As he wrote a messenger arrived to say “that the ship is ready for me, in which I shall be borne unwillingly to my country.” He wanted to continue his “peregrinatio pro Christo,” his pilgrimage for Christ. The love of Christ still overwhelmed him.
And it seems that Christ acted, with a storm. As the ship that was to carry him to Ireland “was making for the open sea, with oar and sail, a storm arose and they were driven back to land, and the ship went aground.” The captain decided that it was not the will of God that they return to Ireland and put them back on shore.
They began to walk, a long pilgrimage, back across France, avoiding Theuderic’s kingdom of Burgundy, eventually reaching Metz. Some Burgundian monks from Luxeuil joined them there. King Theudebert, brother and enemy of Theuderic, granted Columbanus land at Bregenz in Austria. Two years later, in 612, Theuderic defeated Theudebert, forcing Columbanus, at nearly 70 years of age, to flee across the Alps into Italy and his final monastery in Bobbio.

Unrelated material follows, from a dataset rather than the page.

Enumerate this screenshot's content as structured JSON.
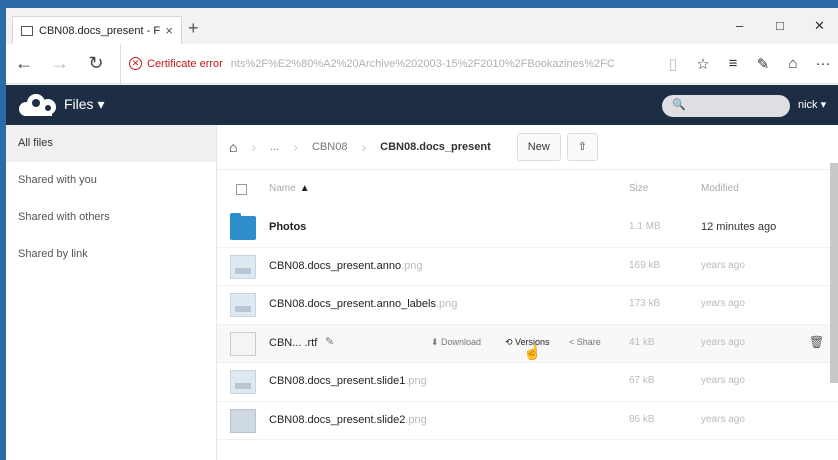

We have experienced many storms: from the troubles here in Northern Ireland to the scandals of child abuse, the scarcity of vocations to the priesthood and religious life, the banking crisis, and many, many more. There were times when we were tempted to ask if the Lord was in the boat at all. The oarsmen have grown weary.
Columbanus challenges each of us to dare to profess our faith openly. “What care I for saving face before mankind, when zeal for the faith must needs be shown?” He used to retreat to a cave with the Scriptures. Can we find a space, each day, to “listen for the voice of the Lord and enter into His peace”?
We can encourage each other. I’m regularly grateful when hearing Confessions and I see the faith of ordinary men and women, struggling to be humble disciples and witnesses of Christ in their families and daily lives.
I still have vivid memories of First Fridays in a parish in the Philippines. I’d visit all the sick in the town. One old lady I’d leave to the last. Others could be a bit depressing, but she always different. At 104 years old, stooped, deaf, she’d sit facing me, watching my lips. When we got to the Act of Contrition she’d get up, slowly kneel, and say, “Ginoo, pasayloa ako nga makasasala,” “Lord, be merciful to me a sinner.”
Her faith was contagious, and filled me with peace.
Each day we can discover that Christ is with us in the boat, even when the storm rages. At times He asks us, “Why are you so frightened? How is it that you have no faith?” But if like Columbanus we go into the cave regularly, we’ll hear the risen Lord say, “Peace be with you. Go out to the whole world; proclaim the Good News.”